Celebrating International Women’s Day – March 8
This year’s United Nations’ theme for International Women’s Day is “Empowering Women, Empowering Humanity: Picture it!” The International Women’s Day theme is “Make It Happen,” with a dedicated hashtag (#MakeItHappen) for social media. International Women’s Day 2015 commemorates the 20th anniversary year of the Bejing Declaration and Platform for Action, an historic path that charts the future and sets the agenda “for realizing women’s rights.”
On March 8, 2015 Canadians, governments, organizations and activists across the country will celebrate, respect and honour women’s social, political and economic achievements, while also taking time to acknowledge the ongoing courage and resilience of women here and around the world who still suffer poverty, violence and discrimination. Full equality and equity for girls and women are worthy goals and we know all too well that the struggle is far from over.
In 2012, while Canadian women made up over 50% of Canada’s total population, their average wage was just 75.6% of the average wage for Canadian men. It’s true that Canada has made progress to protect and promote women’s rights, opportunities and equality; but despite such positive movement, Canadian women are still outnumbered by men in almost every employment sector, especially in senior executive positions at all levels of government, in political office and in corporate board rooms.
The number of people living in extreme poverty worldwide is about 1.3 billion, with women reported to bear an unequal share of the burden of poverty — 70% of those living in poverty are women. Women who do work generally earn less than half the wages of men for doing the same work. In many of the world’s nations, women are most often the victims of domestic, social, cultural or religious violence and have little or no access to education.
A number of issues demonstrate how serious gender disparity exacerbates poverty for women and one is “access to safe drinking water…without ready access to safe water, the poor — especially women and girls — spend much of their time scavenging for water.” Statistics related to lack of safe drinking water and sanitation are disturbing, suggesting that “80% of all diseases in the developing world are caused by unsafe drinking water and sanitation…and that as a result, girls and women tend to suffer the most.” A second issue is “illiteracy — two thirds of the world’s 876 million illiterates are women.”

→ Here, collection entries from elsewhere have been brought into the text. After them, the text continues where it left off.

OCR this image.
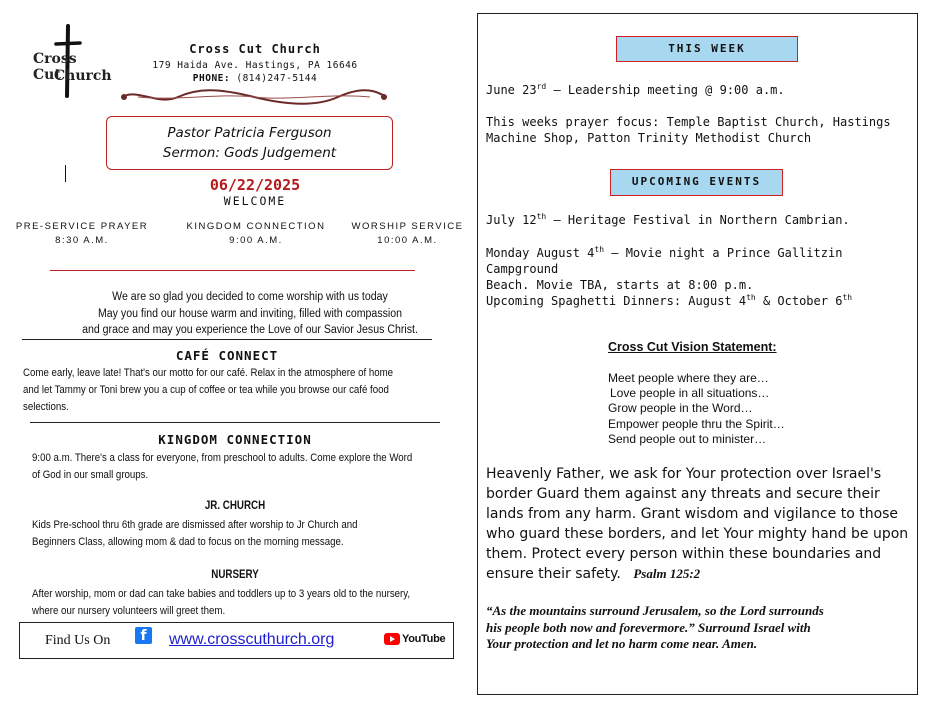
Cross Cut
Church
Cross Cut Church
179 Haida Ave. Hastings, PA 16646
PHONE: (814)247-5144
Pastor Patricia Ferguson
Sermon: Gods Judgement
06/22/2025
WELCOME
PRE-SERVICE PRAYER
8:30 A.M.
KINGDOM CONNECTION
9:00 A.M.
WORSHIP SERVICE
10:00 A.M.
We are so glad you decided to come worship with us today
May you find our house warm and inviting, filled with compassion
and grace and may you experience the Love of our Savior Jesus Christ.
CAFÉ CONNECT
Come early, leave late! That's our motto for our café. Relax in the atmosphere of home
and let Tammy or Toni brew you a cup of coffee or tea while you browse our café food
selections.
KINGDOM CONNECTION
9:00 a.m. There's a class for everyone, from preschool to adults. Come explore the Word
of God in our small groups.
JR. CHURCH
Kids Pre-school thru 6th grade are dismissed after worship to Jr Church and
Beginners Class, allowing mom & dad to focus on the morning message.
NURSERY
After worship, mom or dad can take babies and toddlers up to 3 years old to the nursery,
where our nursery volunteers will greet them.
Find Us On	f	www.crosscuthurch.org	YouTube
THIS WEEK
June 23rd – Leadership meeting @ 9:00 a.m.
This weeks prayer focus: Temple Baptist Church, Hastings
Machine Shop, Patton Trinity Methodist Church
UPCOMING EVENTS
July 12th – Heritage Festival in Northern Cambrian.
Monday August 4th – Movie night a Prince Gallitzin Campground
Beach. Movie TBA, starts at 8:00 p.m.
Upcoming Spaghetti Dinners: August 4th & October 6th
Cross Cut Vision Statement:
Meet people where they are…
Love people in all situations…
Grow people in the Word…
Empower people thru the Spirit…
Send people out to minister…
Heavenly Father, we ask for Your protection over Israel's border Guard them against any threats and secure their lands from any harm. Grant wisdom and vigilance to those who guard these borders, and let Your mighty hand be upon them. Protect every person within these boundaries and ensure their safety. Psalm 125:2
“As the mountains surround Jerusalem, so the Lord surrounds
his people both now and forevermore.” Surround Israel with
Your protection and let no harm come near. Amen.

These are sobering statistics and remind us that we must continue to organize, fund raise and remain socially and politically active, to help change the lives of women in Canada and around the world. According to the World Bank, growing evidence confirms that “when greater equality exists between women and men, economies tend to grow faster, the poor move more quickly out of poverty and the well being of women, men and children is enhanced.” Putting investments into the economic, social and political development of women is positive for policy makers too, particularly when there is greater emphasis on gender equality.
Two world leaders spoke bluntly about the condition of women in the developing world. Stephen Lewis, UN Special Envoy on HIV/AIDS in Africa, said that “Women are terrifyingly vulnerable…everywhere that gender has been depreciated in this world, comes back to haunt you, and it is haunting us with a vengeance in Southern Africa.” Kofi Annan, UN Secretary-General, emphasized in a 2003 International Women’s Day special address “the need for urgent action.” He added, “There is no time to lose…When women thrive, all of society benefits, and succeeding generations are given a better start in life.”
Once again this year, I am honoured to celebrate International Women’s Day in the company of wonderful women who make a difference every day to their families, their friends and their communities. They are sisters, daughters, mothers, grandmothers and aunts and while they are all diverse, they seem to share two important traits — they have relentless energy to remain active and they believe that all things are possible.
International Women’s Day is not only significant for women but also for men and men and women all over this country and the world will be celebrating together. As Guy Dauncey once said, we must “get involved, stay involved and be an activist so that you can sleep at night.” I agree, and so would Eleanor Roosevelt who said, “A woman is like a tea bag — you never know how strong she is until she’s in hot water.” We have a lot of hot water ahead of us and our strength lies in working together, because together, we know that all things are possible.